Abstract

It is standard practice in the literature to assume that an individual’s marginal utility of consumption is independent of health status. If this assumption is not met, it could have important implications for welfare economic analyses. The aim of this paper is to provide new, more comprehensive empirical evidence of state dependence following the approach used by Finkelstein et al. (2013). We use a rich combination of longitudinal survey data and administrative register data. Survey data were obtained from the Survey of Health, Ageing and Retirement in Europe (SHARE) and combined with data from the comprehensive Danish registers, including individual income data and data on health care utilisation based on the universal ICD-10 classification system. Utility is measured in terms of subjective well-being attained from the SHARE survey.
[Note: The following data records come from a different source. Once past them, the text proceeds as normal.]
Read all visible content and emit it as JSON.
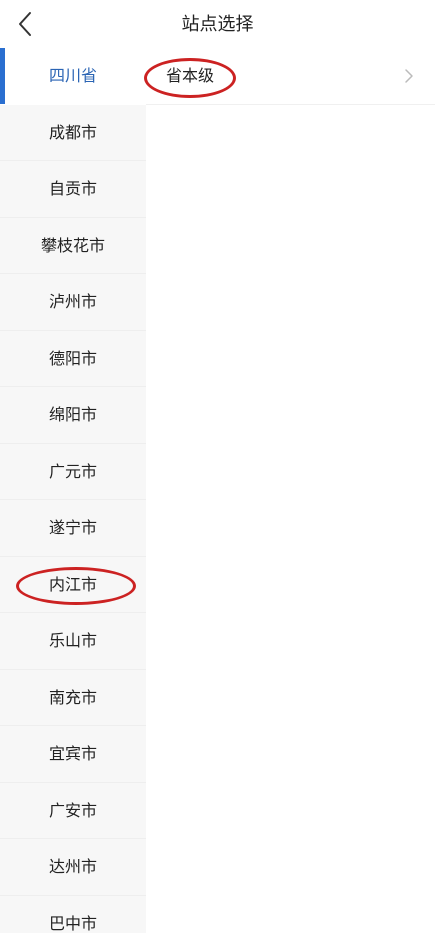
{
  "header": {
    "title": "站点选择",
    "back_icon": "chevron-left-icon"
  },
  "sidebar": {
    "items": [
      {
        "label": "四川省",
        "active": true
      },
      {
        "label": "成都市"
      },
      {
        "label": "自贡市"
      },
      {
        "label": "攀枝花市"
      },
      {
        "label": "泸州市"
      },
      {
        "label": "德阳市"
      },
      {
        "label": "绵阳市"
      },
      {
        "label": "广元市"
      },
      {
        "label": "遂宁市"
      },
      {
        "label": "内江市"
      },
      {
        "label": "乐山市"
      },
      {
        "label": "南充市"
      },
      {
        "label": "宜宾市"
      },
      {
        "label": "广安市"
      },
      {
        "label": "达州市"
      },
      {
        "label": "巴中市"
      }
    ]
  },
  "content": {
    "rows": [
      {
        "label": "省本级",
        "icon": "chevron-right-icon"
      }
    ]
  },
  "colors": {
    "accent": "#2a6fd0",
    "active_text": "#2a64b4",
    "annotation": "#cc2222",
    "sidebar_bg": "#f7f7f7"
  }
}
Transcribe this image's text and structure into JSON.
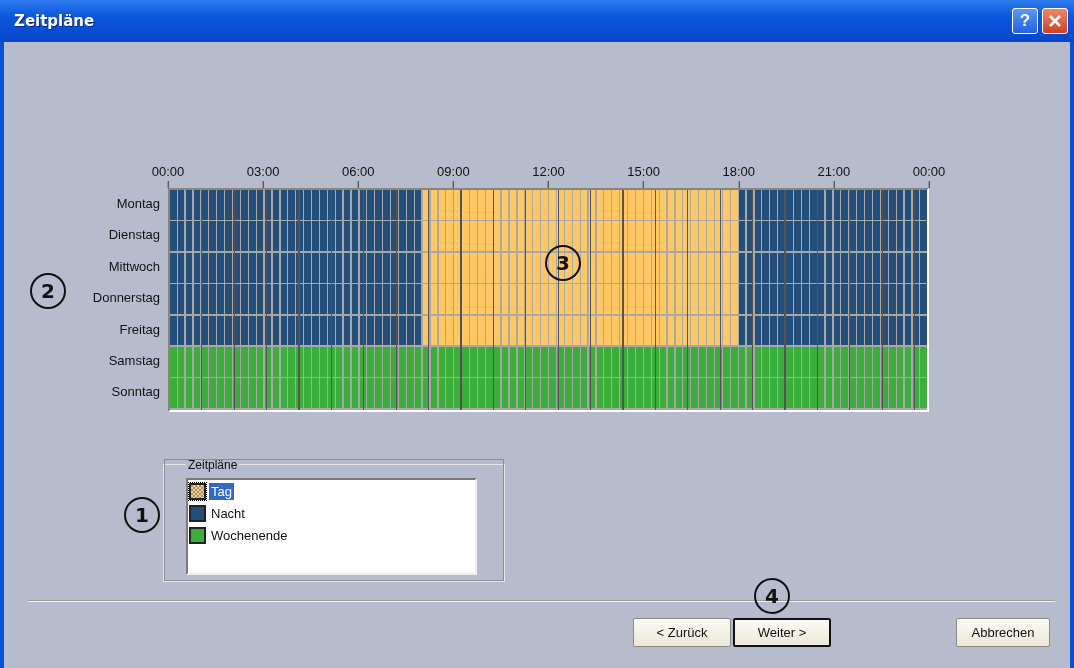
{
  "window": {
    "title": "Zeitpläne",
    "controls": [
      {
        "kind": "help",
        "label": "?"
      },
      {
        "kind": "close"
      }
    ]
  },
  "timeline": {
    "ticks": [
      "00:00",
      "03:00",
      "06:00",
      "09:00",
      "12:00",
      "15:00",
      "18:00",
      "21:00",
      "00:00"
    ],
    "days": [
      {
        "label": "Montag",
        "hours": [
          {
            "kind": "night"
          },
          {
            "kind": "night"
          },
          {
            "kind": "night"
          },
          {
            "kind": "night"
          },
          {
            "kind": "night"
          },
          {
            "kind": "night"
          },
          {
            "kind": "night"
          },
          {
            "kind": "night"
          },
          {
            "kind": "day"
          },
          {
            "kind": "day"
          },
          {
            "kind": "day"
          },
          {
            "kind": "day"
          },
          {
            "kind": "day"
          },
          {
            "kind": "day"
          },
          {
            "kind": "day"
          },
          {
            "kind": "day"
          },
          {
            "kind": "day"
          },
          {
            "kind": "day"
          },
          {
            "kind": "night"
          },
          {
            "kind": "night"
          },
          {
            "kind": "night"
          },
          {
            "kind": "night"
          },
          {
            "kind": "night"
          },
          {
            "kind": "night"
          }
        ]
      },
      {
        "label": "Dienstag",
        "hours": [
          {
            "kind": "night"
          },
          {
            "kind": "night"
          },
          {
            "kind": "night"
          },
          {
            "kind": "night"
          },
          {
            "kind": "night"
          },
          {
            "kind": "night"
          },
          {
            "kind": "night"
          },
          {
            "kind": "night"
          },
          {
            "kind": "day"
          },
          {
            "kind": "day"
          },
          {
            "kind": "day"
          },
          {
            "kind": "day"
          },
          {
            "kind": "day"
          },
          {
            "kind": "day"
          },
          {
            "kind": "day"
          },
          {
            "kind": "day"
          },
          {
            "kind": "day"
          },
          {
            "kind": "day"
          },
          {
            "kind": "night"
          },
          {
            "kind": "night"
          },
          {
            "kind": "night"
          },
          {
            "kind": "night"
          },
          {
            "kind": "night"
          },
          {
            "kind": "night"
          }
        ]
      },
      {
        "label": "Mittwoch",
        "hours": [
          {
            "kind": "night"
          },
          {
            "kind": "night"
          },
          {
            "kind": "night"
          },
          {
            "kind": "night"
          },
          {
            "kind": "night"
          },
          {
            "kind": "night"
          },
          {
            "kind": "night"
          },
          {
            "kind": "night"
          },
          {
            "kind": "day"
          },
          {
            "kind": "day"
          },
          {
            "kind": "day"
          },
          {
            "kind": "day"
          },
          {
            "kind": "day"
          },
          {
            "kind": "day"
          },
          {
            "kind": "day"
          },
          {
            "kind": "day"
          },
          {
            "kind": "day"
          },
          {
            "kind": "day"
          },
          {
            "kind": "night"
          },
          {
            "kind": "night"
          },
          {
            "kind": "night"
          },
          {
            "kind": "night"
          },
          {
            "kind": "night"
          },
          {
            "kind": "night"
          }
        ]
      },
      {
        "label": "Donnerstag",
        "hours": [
          {
            "kind": "night"
          },
          {
            "kind": "night"
          },
          {
            "kind": "night"
          },
          {
            "kind": "night"
          },
          {
            "kind": "night"
          },
          {
            "kind": "night"
          },
          {
            "kind": "night"
          },
          {
            "kind": "night"
          },
          {
            "kind": "day"
          },
          {
            "kind": "day"
          },
          {
            "kind": "day"
          },
          {
            "kind": "day"
          },
          {
            "kind": "day"
          },
          {
            "kind": "day"
          },
          {
            "kind": "day"
          },
          {
            "kind": "day"
          },
          {
            "kind": "day"
          },
          {
            "kind": "day"
          },
          {
            "kind": "night"
          },
          {
            "kind": "night"
          },
          {
            "kind": "night"
          },
          {
            "kind": "night"
          },
          {
            "kind": "night"
          },
          {
            "kind": "night"
          }
        ]
      },
      {
        "label": "Freitag",
        "hours": [
          {
            "kind": "night"
          },
          {
            "kind": "night"
          },
          {
            "kind": "night"
          },
          {
            "kind": "night"
          },
          {
            "kind": "night"
          },
          {
            "kind": "night"
          },
          {
            "kind": "night"
          },
          {
            "kind": "night"
          },
          {
            "kind": "day"
          },
          {
            "kind": "day"
          },
          {
            "kind": "day"
          },
          {
            "kind": "day"
          },
          {
            "kind": "day"
          },
          {
            "kind": "day"
          },
          {
            "kind": "day"
          },
          {
            "kind": "day"
          },
          {
            "kind": "day"
          },
          {
            "kind": "day"
          },
          {
            "kind": "night"
          },
          {
            "kind": "night"
          },
          {
            "kind": "night"
          },
          {
            "kind": "night"
          },
          {
            "kind": "night"
          },
          {
            "kind": "night"
          }
        ]
      },
      {
        "label": "Samstag",
        "hours": [
          {
            "kind": "weekend"
          },
          {
            "kind": "weekend"
          },
          {
            "kind": "weekend"
          },
          {
            "kind": "weekend"
          },
          {
            "kind": "weekend"
          },
          {
            "kind": "weekend"
          },
          {
            "kind": "weekend"
          },
          {
            "kind": "weekend"
          },
          {
            "kind": "weekend"
          },
          {
            "kind": "weekend"
          },
          {
            "kind": "weekend"
          },
          {
            "kind": "weekend"
          },
          {
            "kind": "weekend"
          },
          {
            "kind": "weekend"
          },
          {
            "kind": "weekend"
          },
          {
            "kind": "weekend"
          },
          {
            "kind": "weekend"
          },
          {
            "kind": "weekend"
          },
          {
            "kind": "weekend"
          },
          {
            "kind": "weekend"
          },
          {
            "kind": "weekend"
          },
          {
            "kind": "weekend"
          },
          {
            "kind": "weekend"
          },
          {
            "kind": "weekend"
          }
        ]
      },
      {
        "label": "Sonntag",
        "hours": [
          {
            "kind": "weekend"
          },
          {
            "kind": "weekend"
          },
          {
            "kind": "weekend"
          },
          {
            "kind": "weekend"
          },
          {
            "kind": "weekend"
          },
          {
            "kind": "weekend"
          },
          {
            "kind": "weekend"
          },
          {
            "kind": "weekend"
          },
          {
            "kind": "weekend"
          },
          {
            "kind": "weekend"
          },
          {
            "kind": "weekend"
          },
          {
            "kind": "weekend"
          },
          {
            "kind": "weekend"
          },
          {
            "kind": "weekend"
          },
          {
            "kind": "weekend"
          },
          {
            "kind": "weekend"
          },
          {
            "kind": "weekend"
          },
          {
            "kind": "weekend"
          },
          {
            "kind": "weekend"
          },
          {
            "kind": "weekend"
          },
          {
            "kind": "weekend"
          },
          {
            "kind": "weekend"
          },
          {
            "kind": "weekend"
          },
          {
            "kind": "weekend"
          }
        ]
      }
    ]
  },
  "schedules": {
    "title": "Zeitpläne",
    "items": [
      {
        "kind": "day",
        "label": "Tag",
        "color": "#ffc864",
        "selected": true
      },
      {
        "kind": "night",
        "label": "Nacht",
        "color": "#234f7a",
        "selected": false
      },
      {
        "kind": "weekend",
        "label": "Wochenende",
        "color": "#3cae3c",
        "selected": false
      }
    ]
  },
  "callouts": [
    {
      "label": "1"
    },
    {
      "label": "2"
    },
    {
      "label": "3"
    },
    {
      "label": "4"
    }
  ],
  "buttons": [
    {
      "kind": "back",
      "label": "< Zurück",
      "default": false
    },
    {
      "kind": "next",
      "label": "Weiter >",
      "default": true
    },
    {
      "kind": "cancel",
      "label": "Abbrechen",
      "default": false
    }
  ]
}
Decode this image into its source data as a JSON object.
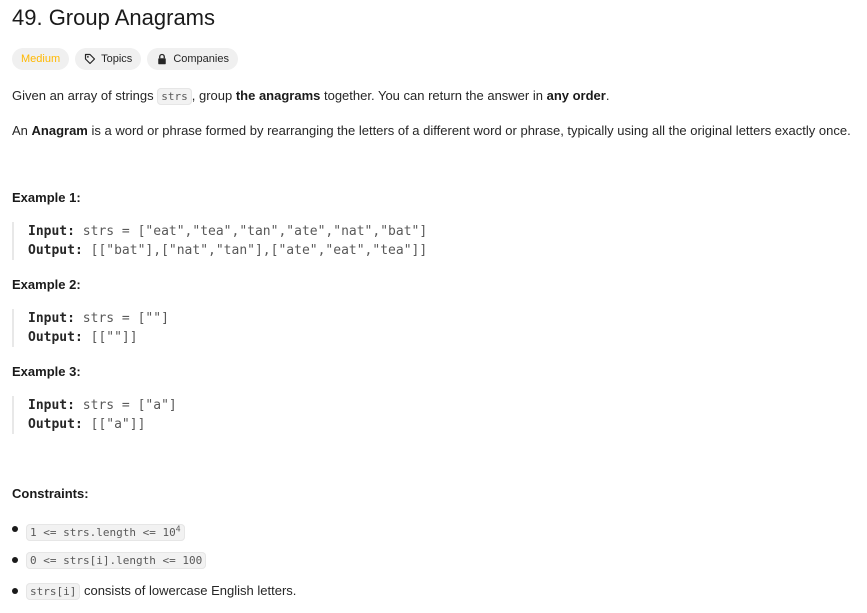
{
  "title": "49. Group Anagrams",
  "tags": {
    "difficulty": "Medium",
    "topics": "Topics",
    "companies": "Companies"
  },
  "description": {
    "p1": {
      "t1": "Given an array of strings ",
      "code1": "strs",
      "t2": ", group ",
      "b1": "the anagrams",
      "t3": " together. You can return the answer in ",
      "b2": "any order",
      "t4": "."
    },
    "p2": {
      "t1": "An ",
      "b1": "Anagram",
      "t2": " is a word or phrase formed by rearranging the letters of a different word or phrase, typically using all the original letters exactly once."
    }
  },
  "examples": [
    {
      "title": "Example 1:",
      "input_label": "Input:",
      "input": "strs = [\"eat\",\"tea\",\"tan\",\"ate\",\"nat\",\"bat\"]",
      "output_label": "Output:",
      "output": "[[\"bat\"],[\"nat\",\"tan\"],[\"ate\",\"eat\",\"tea\"]]"
    },
    {
      "title": "Example 2:",
      "input_label": "Input:",
      "input": "strs = [\"\"]",
      "output_label": "Output:",
      "output": "[[\"\"]]"
    },
    {
      "title": "Example 3:",
      "input_label": "Input:",
      "input": "strs = [\"a\"]",
      "output_label": "Output:",
      "output": "[[\"a\"]]"
    }
  ],
  "constraints": {
    "title": "Constraints:",
    "c1_code": "1 <= strs.length <= 10",
    "c1_sup": "4",
    "c2_code": "0 <= strs[i].length <= 100",
    "c3_code": "strs[i]",
    "c3_text": " consists of lowercase English letters."
  },
  "colors": {
    "medium": "#ffb800",
    "text": "#262626",
    "code_bg": "#f2f2f2"
  },
  "icons": {
    "topics": "tag-icon",
    "companies": "lock-icon"
  }
}
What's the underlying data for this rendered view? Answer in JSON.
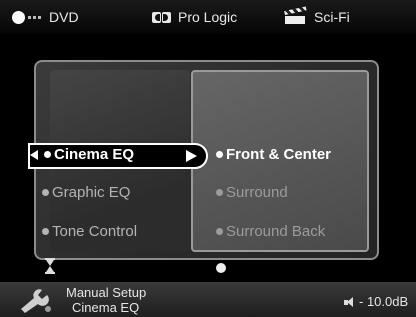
{
  "topbar": {
    "source": "DVD",
    "decoder": "Pro Logic",
    "mode": "Sci-Fi"
  },
  "menu": {
    "left_items": [
      {
        "label": "Cinema EQ",
        "selected": true
      },
      {
        "label": "Graphic EQ",
        "selected": false
      },
      {
        "label": "Tone Control",
        "selected": false
      }
    ],
    "right_items": [
      {
        "label": "Front & Center",
        "active": true
      },
      {
        "label": "Surround",
        "active": false
      },
      {
        "label": "Surround Back",
        "active": false
      }
    ]
  },
  "footer": {
    "title": "Manual Setup",
    "subtitle": "Cinema EQ",
    "volume": "- 10.0dB"
  },
  "icons": {
    "source": "disc-icon",
    "decoder": "dolby-icon",
    "mode": "clapperboard-icon",
    "footer": "wrench-icon",
    "volume": "speaker-icon"
  }
}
To further increase the power of our sample, we used a state-of-the-art prediction algorithm to enrich the register data with information on subjective well-being. With this approach, this paper also makes a general methodological contribution on the use of prediction models for data enrichment and imputation. We define a reduced form equation in which individual subjective well-being is regressed according to income and health with an interaction effect capturing state dependence. Our results show evidence of negative state dependence. From our baseline regression, the estimated magnitude suggests that marginal utility of consumption decreases by 14.6% when an individual becomes sick. The results are robust to different levels of risk aversion and to assumptions regarding the mapping of the latent utility onto observed utility.